Williams also suggested, “A lot of times when committees begin, members may not necessarily be there because they may be presenting bills in other committees.”
“A lot of the information that we had before us was more presentations more power points,” Williams pointed out about workshop sessions where no votes are taken.
“Last year we had a number of special sessions,” Williams said, “and so you have to remember we’re part time legislators so we’re also focusing on our business.”
But on closer examination those excuses don’t seem hold up.
First, Williams isn’t in senior leadership. He served as Democratic Whip from 2012 to 2014, but currently holds no title. Anyway, the House minority leader, pro tempore, and whip all have attendance records of 76 percent or better. Jim Boyd--the representative with perfect attendance—is the Republican whip.
What about missing hearings to present bills in other committees?
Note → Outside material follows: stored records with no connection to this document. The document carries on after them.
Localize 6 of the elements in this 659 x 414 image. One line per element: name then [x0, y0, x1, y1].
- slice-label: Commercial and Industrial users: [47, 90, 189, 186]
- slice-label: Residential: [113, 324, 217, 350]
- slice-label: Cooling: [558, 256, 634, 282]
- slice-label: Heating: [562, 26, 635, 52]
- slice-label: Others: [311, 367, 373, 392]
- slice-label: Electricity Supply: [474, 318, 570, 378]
Comparing every bill Williams sponsored or cosponsored with who presented that bill in committee produces no examples of a Williams absence occurring because he was presenting a bill elsewhere.
Williams admits missing hearings where lawmakers saw presentations instead of taking votes—some of those include a Department of Education overview with Secretary Pam Stewart, an explanation of the EPA’s clean power plan, and the governor’s budget proposals for the coming year.
Williams missed all of them.
Williams’ point about being a part time legislator came up with another lawmaker, too, but he took it in a different direction.
“Florida has a part time legislature,” Former Senate President and unabashed rules geek Don Gaetz says. “That means we’re not always in Tallahassee, in fact we’re in Tallahassee the minority of the time, so if committee hearings are scheduled or votes are scheduled it’s critical that members be in attendance.”
Although Williams didn’t break any rules, Gaetz says missing that many meetings can’t be good for a lawmaker or the constituents.
“I can tell you as a former presiding officer of the Senate, and as a committee chairman now in the Senate that an attendance record like that would be seriously problematic for a senator,” Gaetz says. “And speaking as the senator for Northwest Florida, if I had an attendance record like that I’d have a very difficult time explaining myself to my constituents in Northwest Florida.”
But if Williams’ excuses don’t jibe with his absences what was going on? A partial explanation is travel. He missed hearings in September and December to attend meetings of the National Black Caucus of State Legislators. Then in February he went to Colorado for a Young Elected Officials meeting.
In January House officials turned down his request to attend the HOPE forum in Atlanta. He ended up missing two committee hearings anyway—popping up at the Digital Pathway Summit on Amelia Island.
All of these events could help men and women become better lawmakers, but with an attendance record barely better than a coin flip, it’s clear Williams’ attention is divided.